Book clubs are curious things. I’m pretty sure we’ve all been in one far more focused on drinking and complaining than actually reading and discussing books.
This drives me bonkers.
Why join a book club if you aren’t going to read? Or, why create a book club when what you really want is a monthly wine-and-whine hour?
I recently joined a new book club, which met for the first time in November. One of the main rules? You have to actually read the book. (For November, that book was Aristotle and Dante Discover the Secrets of Universe, noted below.) So far, so good. As in, really good. We had an incredibly in-depth and insightful conversation, and I, at least, walked away intensely satisfied.
I am hopeful this book club will retain its integrity in the months ahead. Fingers crossed!
It’s What I Do: A Photographer’s Life of Love and War by Lynsey Addario (5/5 stars)
Three-line review: This is a beautifully written and presented book by a woman who has witnessed some of the most heart-breaking travesties our world has faced in recent years. Addario is a Pulitzer Prize-winning photojournalist who skillfully used this book as a platform to discuss the conflict in her own life of working within devastating circumstances such as war, famine and genocide while also balancing her privilege of being able to step away from those places at nearly a moment’s notice. I believe everyone should read a book like this — or War Is a Force That Gives Us Meaning or Farewell Kabul — to truly get an uncensored perspective of what’s going on in the larger world beyond the comfort of our living rooms.
Aristotle and Dante Discover the Secrets of the Universe by Benjamin Alire Sáenz (5/5 stars)
Three-line review: By far one of the best coming-of-age young adult novels I have read in a long time. I loved the simple, straightforward prose, which was driven by two teenage boys.
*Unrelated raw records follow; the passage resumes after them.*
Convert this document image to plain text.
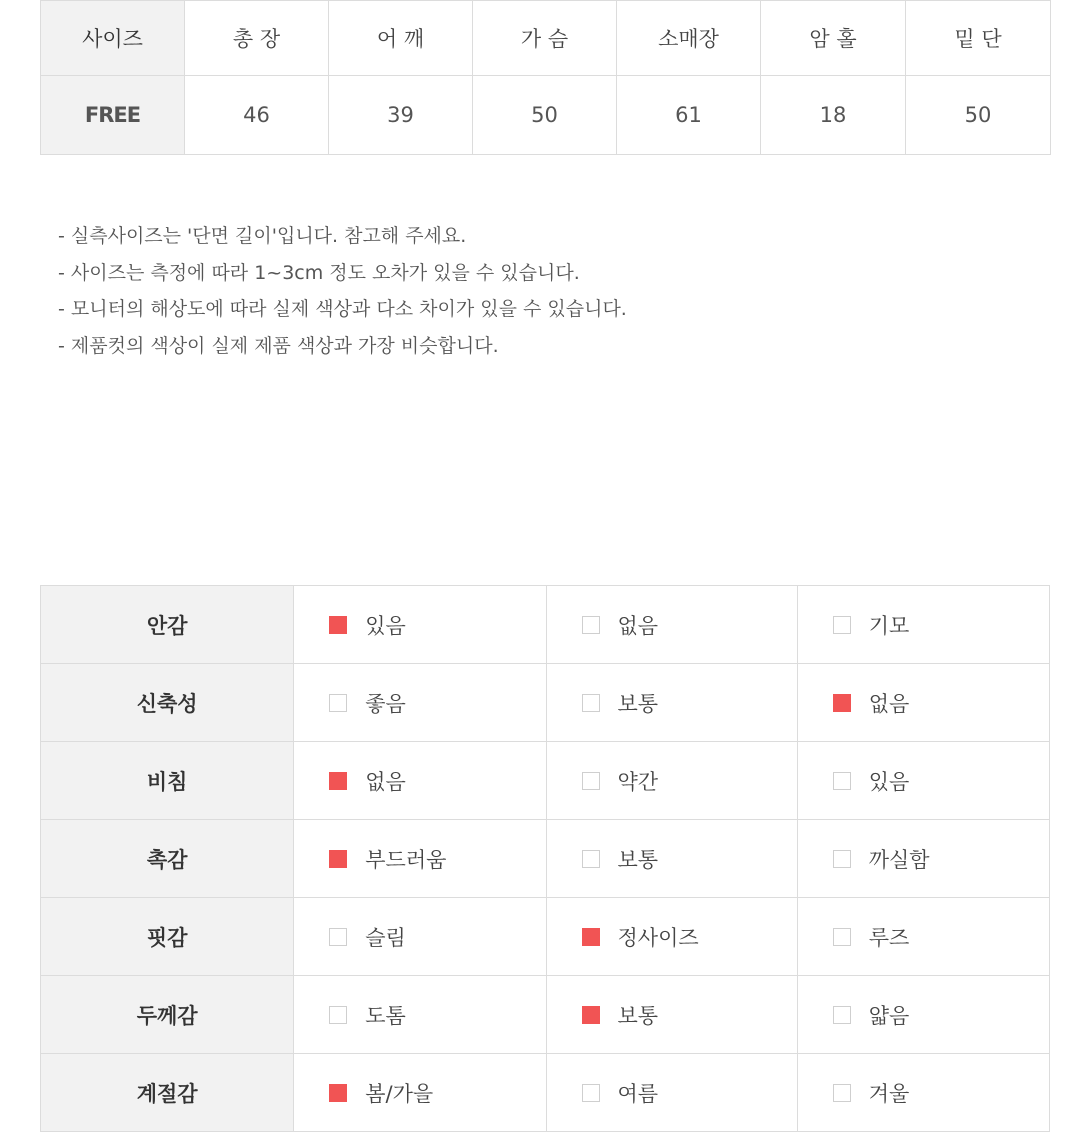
사이즈	총 장	어 깨	가 슴	소매장	암 홀	밑 단
FREE	46	39	50	61	18	50
- 실측사이즈는 '단면 길이'입니다. 참고해 주세요.
- 사이즈는 측정에 따라 1~3cm 정도 오차가 있을 수 있습니다.
- 모니터의 해상도에 따라 실제 색상과 다소 차이가 있을 수 있습니다.
- 제품컷의 색상이 실제 제품 색상과 가장 비슷합니다.
안감	있음	없음	기모

신축성	좋음	보통	없음

비침	없음	약간	있음

촉감	부드러움	보통	까실함

핏감	슬림	정사이즈	루즈

두께감	도톰	보통	얇음

계절감	봄/가을	여름	겨울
It pulled at all the emotions, and I went from laughing to crying to sheer elation to sadness with the characters as they went through the same emotions, even if they didn’t realize what they were experiencing.
Black Square: Adventures in Post-Soviet Ukraine by Sophie Pinkham (3/5 stars)
Three-line review: This memoir is a brutally honest if jaded account of Ukraine’s recent history, the events leading up to the Maidan Revolution and the effects the Revolution has had on the country. Told by a Russian-speaking American public health volunteer who worked for several months at a time in Ukraine, this book offers a counter-perspective to the pro-Ukrainian vibe portrayed in the popular documentary “Winter on Fire.” While Pinkham weaves in insight and commentary from local friends and colleagues, her position of privilege makes it hard to fully embrace what she has to say even though many of her surface-level descriptions of Kyiv resonate with my personal experiences as an expat living in the country.